As mentioned above, Mike Huckabee, former candidate for Republican Presidential nominee, signed legislature into effect 17 years ago limiting the rights of some of the citizens of Arkansas. He, understandably, is not happy that Judge Piazza declared that unconstitutional law unconstitutional.
Judge Chris Piazza, a circuit court judge in my home state of Arkansas, decided that he is singularly more powerful than the 135 elected legislators of the state, the elected Governor, and 75% of the voters of the state. Apparently he mistook his black robe for a cape and declared himself to be "SUPER LAWMAKER!"
As former Governor Huckabee may have forgotten, the purpose of the judicial system is to determine whether laws passed by the legislative branch are actually constitutional. Constitutions are actually more powerful than 135 elected legislators, elected Governors, and 75% of voters in a state. That's sort of how democratic republics such as the U.S. and its constituent states work.
Sorry, judge, but I learned in 9th grade civics and from a reading of the US and Arkansas state constitution that we have 3 branches of government. And that the 3 of them are equal.

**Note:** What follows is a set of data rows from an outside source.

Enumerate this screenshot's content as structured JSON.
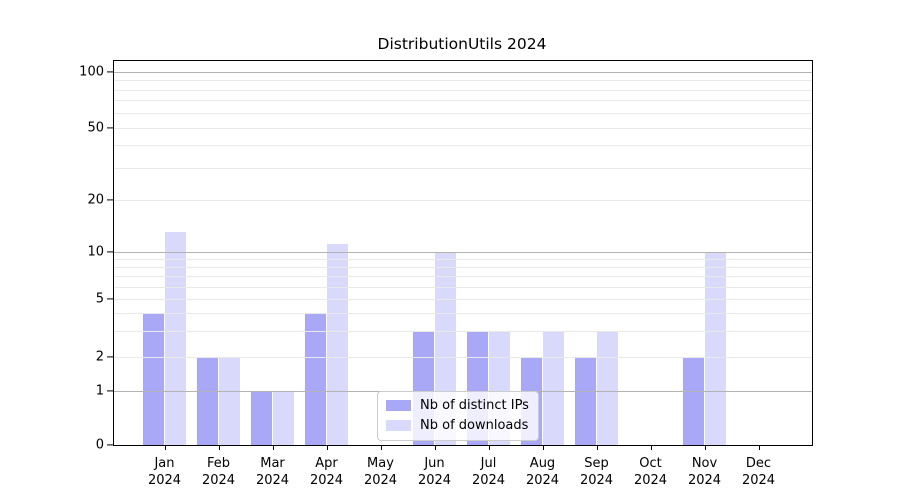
{
  "chart_data": {
    "type": "bar",
    "title": "DistributionUtils 2024",
    "categories": [
      "Jan 2024",
      "Feb 2024",
      "Mar 2024",
      "Apr 2024",
      "May 2024",
      "Jun 2024",
      "Jul 2024",
      "Aug 2024",
      "Sep 2024",
      "Oct 2024",
      "Nov 2024",
      "Dec 2024"
    ],
    "series": [
      {
        "name": "Nb of distinct IPs",
        "color": "#a9a8f7",
        "values": [
          4,
          2,
          1,
          4,
          0,
          3,
          3,
          2,
          2,
          0,
          2,
          0
        ]
      },
      {
        "name": "Nb of downloads",
        "color": "#d9d9fb",
        "values": [
          13,
          2,
          1,
          11,
          0,
          10,
          3,
          3,
          3,
          0,
          10,
          0
        ]
      }
    ],
    "xlabel": "",
    "ylabel": "",
    "yscale": "symlog-like (linear 0-1, log above)",
    "yticks": [
      0,
      1,
      2,
      5,
      10,
      20,
      50,
      100
    ],
    "ylim": [
      0,
      110
    ],
    "grid": {
      "major": [
        1,
        10,
        100
      ],
      "minor": [
        2,
        3,
        4,
        5,
        6,
        7,
        8,
        9,
        20,
        30,
        40,
        50,
        60,
        70,
        80,
        90
      ]
    },
    "legend_position": "lower center"
  },
  "colors": {
    "bar_distinct_ips": "#a9a8f7",
    "bar_downloads": "#d9d9fb",
    "grid_major": "#b3b3b3",
    "grid_minor": "#e9e9e9",
    "axis": "#000000",
    "text": "#000000",
    "legend_border": "#cccccc",
    "background": "#ffffff"
  }
}
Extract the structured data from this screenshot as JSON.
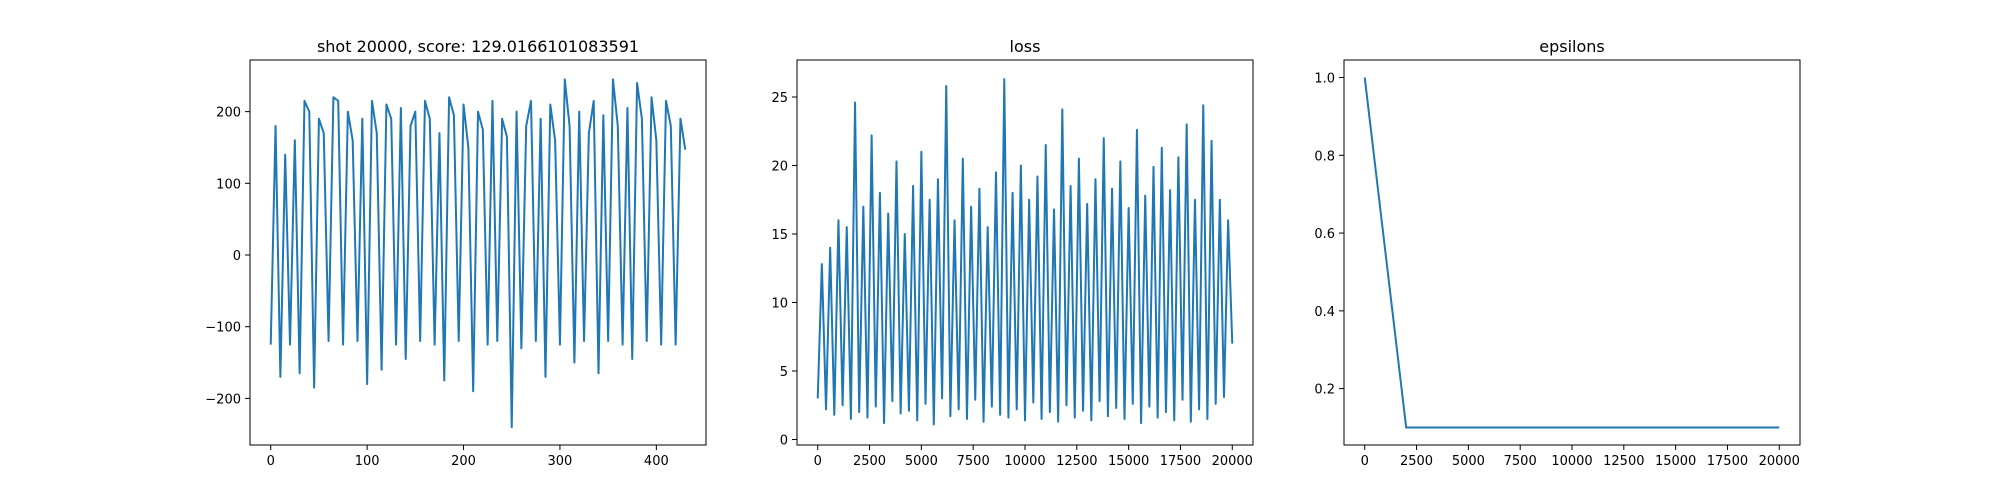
{
  "chart_data": [
    {
      "type": "line",
      "title": "shot 20000, score: 129.0166101083591",
      "color": "#1f77b4",
      "x": [
        0,
        5,
        10,
        15,
        20,
        25,
        30,
        35,
        40,
        45,
        50,
        55,
        60,
        65,
        70,
        75,
        80,
        85,
        90,
        95,
        100,
        105,
        110,
        115,
        120,
        125,
        130,
        135,
        140,
        145,
        150,
        155,
        160,
        165,
        170,
        175,
        180,
        185,
        190,
        195,
        200,
        205,
        210,
        215,
        220,
        225,
        230,
        235,
        240,
        245,
        250,
        255,
        260,
        265,
        270,
        275,
        280,
        285,
        290,
        295,
        300,
        305,
        310,
        315,
        320,
        325,
        330,
        335,
        340,
        345,
        350,
        355,
        360,
        365,
        370,
        375,
        380,
        385,
        390,
        395,
        400,
        405,
        410,
        415,
        420,
        425,
        430
      ],
      "values": [
        -125,
        180,
        -170,
        140,
        -125,
        160,
        -165,
        215,
        200,
        -185,
        190,
        170,
        -120,
        220,
        215,
        -125,
        200,
        160,
        -120,
        190,
        -180,
        215,
        170,
        -160,
        210,
        190,
        -125,
        205,
        -145,
        180,
        200,
        -120,
        215,
        190,
        -125,
        170,
        -175,
        220,
        195,
        -120,
        210,
        150,
        -190,
        200,
        175,
        -125,
        215,
        -120,
        190,
        165,
        -240,
        200,
        -130,
        180,
        215,
        -120,
        190,
        -170,
        210,
        160,
        -125,
        245,
        180,
        -150,
        200,
        -120,
        170,
        215,
        -165,
        195,
        -120,
        245,
        180,
        -125,
        205,
        -145,
        240,
        190,
        -120,
        220,
        160,
        -125,
        215,
        180,
        -125,
        190,
        147
      ],
      "xlim": [
        -21.5,
        451.5
      ],
      "ylim": [
        -265,
        272
      ],
      "xticks": [
        0,
        100,
        200,
        300,
        400
      ],
      "yticks": [
        {
          "value": -200,
          "label": "−200"
        },
        {
          "value": -100,
          "label": "−100"
        },
        0,
        100,
        200
      ]
    },
    {
      "type": "line",
      "title": "loss",
      "color": "#1f77b4",
      "x": [
        0,
        200,
        400,
        600,
        800,
        1000,
        1200,
        1400,
        1600,
        1800,
        2000,
        2200,
        2400,
        2600,
        2800,
        3000,
        3200,
        3400,
        3600,
        3800,
        4000,
        4200,
        4400,
        4600,
        4800,
        5000,
        5200,
        5400,
        5600,
        5800,
        6000,
        6200,
        6400,
        6600,
        6800,
        7000,
        7200,
        7400,
        7600,
        7800,
        8000,
        8200,
        8400,
        8600,
        8800,
        9000,
        9200,
        9400,
        9600,
        9800,
        10000,
        10200,
        10400,
        10600,
        10800,
        11000,
        11200,
        11400,
        11600,
        11800,
        12000,
        12200,
        12400,
        12600,
        12800,
        13000,
        13200,
        13400,
        13600,
        13800,
        14000,
        14200,
        14400,
        14600,
        14800,
        15000,
        15200,
        15400,
        15600,
        15800,
        16000,
        16200,
        16400,
        16600,
        16800,
        17000,
        17200,
        17400,
        17600,
        17800,
        18000,
        18200,
        18400,
        18600,
        18800,
        19000,
        19200,
        19400,
        19600,
        19800,
        20000
      ],
      "values": [
        3,
        12.8,
        2.2,
        14,
        1.8,
        16,
        2.5,
        15.5,
        1.5,
        24.6,
        2,
        17,
        1.6,
        22.2,
        2.4,
        18,
        1.2,
        16.5,
        2.8,
        20.3,
        1.9,
        15,
        2.1,
        18.5,
        1.4,
        21,
        2.6,
        17.5,
        1.1,
        19,
        3,
        25.8,
        1.7,
        16,
        2.2,
        20.5,
        1.5,
        17,
        2.9,
        18.3,
        1.3,
        15.5,
        2.4,
        19.5,
        1.8,
        26.3,
        1.6,
        18,
        2.2,
        20,
        1.4,
        17.5,
        2.7,
        19.2,
        1.5,
        21.5,
        2,
        16.8,
        1.3,
        24.1,
        2.5,
        18.5,
        1.6,
        20.5,
        2.1,
        17.2,
        1.4,
        19,
        2.8,
        22,
        1.7,
        18.3,
        2.3,
        20.3,
        1.5,
        16.9,
        2.6,
        22.6,
        1.2,
        17.8,
        2.4,
        19.9,
        1.6,
        21.3,
        2,
        18.2,
        1.4,
        20.6,
        2.9,
        23,
        1.3,
        17.5,
        2.2,
        24.4,
        1.5,
        21.8,
        2.6,
        17.5,
        3.1,
        16,
        7
      ],
      "xlim": [
        -1000,
        21000
      ],
      "ylim": [
        -0.4,
        27.7
      ],
      "xticks": [
        0,
        2500,
        5000,
        7500,
        10000,
        12500,
        15000,
        17500,
        20000
      ],
      "yticks": [
        0,
        5,
        10,
        15,
        20,
        25
      ]
    },
    {
      "type": "line",
      "title": "epsilons",
      "color": "#1f77b4",
      "x": [
        0,
        2000,
        20000
      ],
      "values": [
        1,
        0.1,
        0.1
      ],
      "xlim": [
        -1000,
        21000
      ],
      "ylim": [
        0.055,
        1.045
      ],
      "xticks": [
        0,
        2500,
        5000,
        7500,
        10000,
        12500,
        15000,
        17500,
        20000
      ],
      "yticks": [
        0.2,
        0.4,
        0.6,
        0.8,
        {
          "value": 1,
          "label": "1.0"
        }
      ]
    }
  ]
}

The judicial branch is not the superior branch and cannot erase the will of the other 2. Most importantly, the ultimate authority and power rests with the people, and they spoke in a 3-1 vote. The dangerous precedent of elected officials allowing one single member of the judicial branch to become Lord God of law is dangerous and unconstitutional. A judicial ruling can send a matter back to the legislature for remedy, but it cannot dictate nor implement the remedy. That requires legislation and the execution of the laws passed, which is the purview of the legislative and executive branches.
Um. No. As an example, when Loving v. Virginia was decided, then the 16 states that had anti-miscegenation laws still had those laws: it was still on the books that in particular states like, *cough*, Arkansas that whites and non-whites could not marry. However, those laws were no longer enforceable: the U.S. Supreme Court decision immediately made that so. Judge Piazza's decision did a similar thing, and arguing otherwise is failing to comprehend how the judicial system works.
If the people wish to allow same sex marriage, they can put that matter on the ballot and vote for it. Or the legislature can put that matter on the ballot and ask the people to change the Constitution to allow it.
Also no. Now that a judge in Arkansas has determined that previous efforts to delegalize same-sex marriage were invalid, the people of Arkansas, or the legislature of Arkansas, can attempt to delegalize it again. Or a higher court can decide that the lower court's ruling was not legitimate. If one of those can happen and if they can do so in a way that isn't contrary to the U.S. and Arkansas constitutions, then, congratulations Mr. Huckabee, you win.